Il reclamo ex art. 410 bis c.p.p., ovvero, il nuovo rimedio contro l'ordinanza di archiviazione
Con legge 103/2017 è stata introdotta un'inedita forma di controllo di legalità del provvedimento di archiviazione affidata alla competenza del Tribunale monocratico nel dichiarato intento di alleggerire la Corte di cassazione cui l'art. 409 comma 6 (per conseguenza abrogato) affidava il controllo sull'ordinanza di archiviazione nei casi di nullità previsti dall'art. 127 comma 5 c.p.p..
In dottrina (Migliaccio) si è precisato che lo strumento in questione non costituisce un mezzo di impugnazione, ma «una nuova finestra di giurisdizione» assimilabile all'atto di opposizione.
Oggetto di reclamo è il provvedimento nullo di archiviazione, sia decreto sia ordinanza.
Il decreto di archiviazione è nullo, per violazione del contraddittorio, se emesso in mancanza degli avvisi che devono essere notificati alla persona offesa che abbia – ovvero non abbia nel caso di reati commessi con violenza alla persona o del reato di cui all'art. 624 bis c.p. – chiesto di essere informata della richiesta di archiviazione e dell’avviso che deve essere dato alla persona offesa ed all’indagato se l’istanza di archiviazione viene avanzata per particolare tenuità del fatto.
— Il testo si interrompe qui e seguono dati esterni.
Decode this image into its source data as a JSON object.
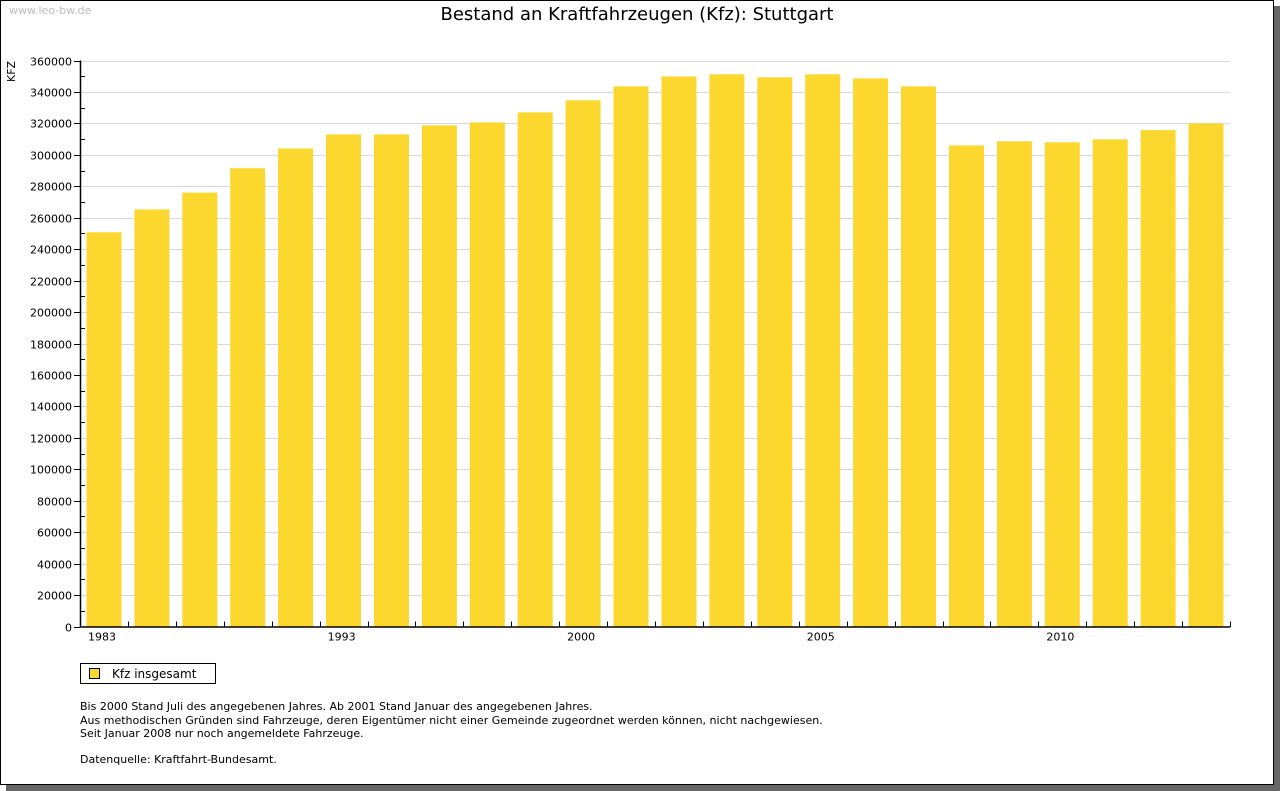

E' altresì nullo, per violazione del diritto di difesa, se è stato emesso prima che il termine di venti giorni (di cui al comma 3 dell’art. 408 c.p.p.) di trenta giorni (di cui al comma 3-bis del medesimo articolo) ovvero di 10 giorni (di cui all'art. 411 comma 1 bis) c.p.p. sia scaduto senza che sia stato presentato l’atto di opposizione.
É infine nullo se, essendo stata presentata opposizione, il giudice non si pronuncia sull’ammissibilità dell’opposizione o dichiara l’atto di opposizione inammissibile, salvi i casi di inosservanza del primo comma dell’articolo 410 c.p.p. (vale a dire mancanza di ulteriori investigazioni nonché di nuovi elementi di prova).
L’ordinanza di archiviazione è nulla nei soli casi indicati dal quinto comma dell’art. 127 c.p.p., che a sua volta prevede la nullità del rito camerale: qualora non sia stato notificato alle parti, con almeno dieci giorni di anticipo, il provvedimento di fissazione dell’udienza camerale (comma 1 dell’art. 127 c.p.p.); non siano state ascoltate le parti se sono comparse o hanno chiesto di essere sentite (comma 3 dell’art. 127 c.p.p.); non si sia tenuto conto di un legittimo impedimento dell’imputato o del condannato che ha chiesto di essere sentito personalmente (comma 4 dell’art. 127 c.p.p.).
Nei menzionati casi di nullità del decreto e dell’ordinanza di archiviazione l'interessato (persona offesa e, nel caso di particolare tenuità del fatto, anche l'indagato) può proporre reclamo innanzi al Tribunale in composizione monocratica entro quindici giorni dalla effettiva conoscenza del provvedimento.
Non sono disciplinati i profili formali relativi all'atto di reclamo come anche quelli relativi al deposito dello stesso, per il quale pare opportuno procedere per il tramite della cancelleria del Giudice che ha emesso il provvedimento gravato.
Il Tribunale, così investito, decide inaudita altera parte con ordinanza non impugnabile (ma revocabile in caso di violazione del contraddittorio: Cass. Pen., Sez. VI, Ordinanza 18 aprile 2018, n. 17535), previo avviso alle parti della fissazione dell’udienza almeno dieci giorni prima (in guisa da consentir loro di presentare memorie fino a cinque giorni prima dell’udienza stessa).
La decisione può avere tre distinti esiti: accoglimento del reclamo, qualora siano state ritenute condivisibili le ragioni che lo sorreggevano, e quindi, annullamento del provvedimento impugnato (con conseguente restituzione degli atti al Giudice che lo ha emesso); ovvero conferma del provvedimento impugnato per ritenuta infondatezza del reclamo, con condanna della parte privata reclamante al pagamento delle spese del procedimento; ovvero, infine, dichiarazione di inammissibilità del reclamo con condanna della parte reclamane al pagamento di una somma in favore della cassa delle ammende (nei limiti di quanto previsto dal primo comma dell’articolo 616 del codice di rito).
L'ambito cognitivo del Tribunale è limitato ai soli profili formali e non include i tipici poteri cognitivi e decisori della giurisdizione di merito.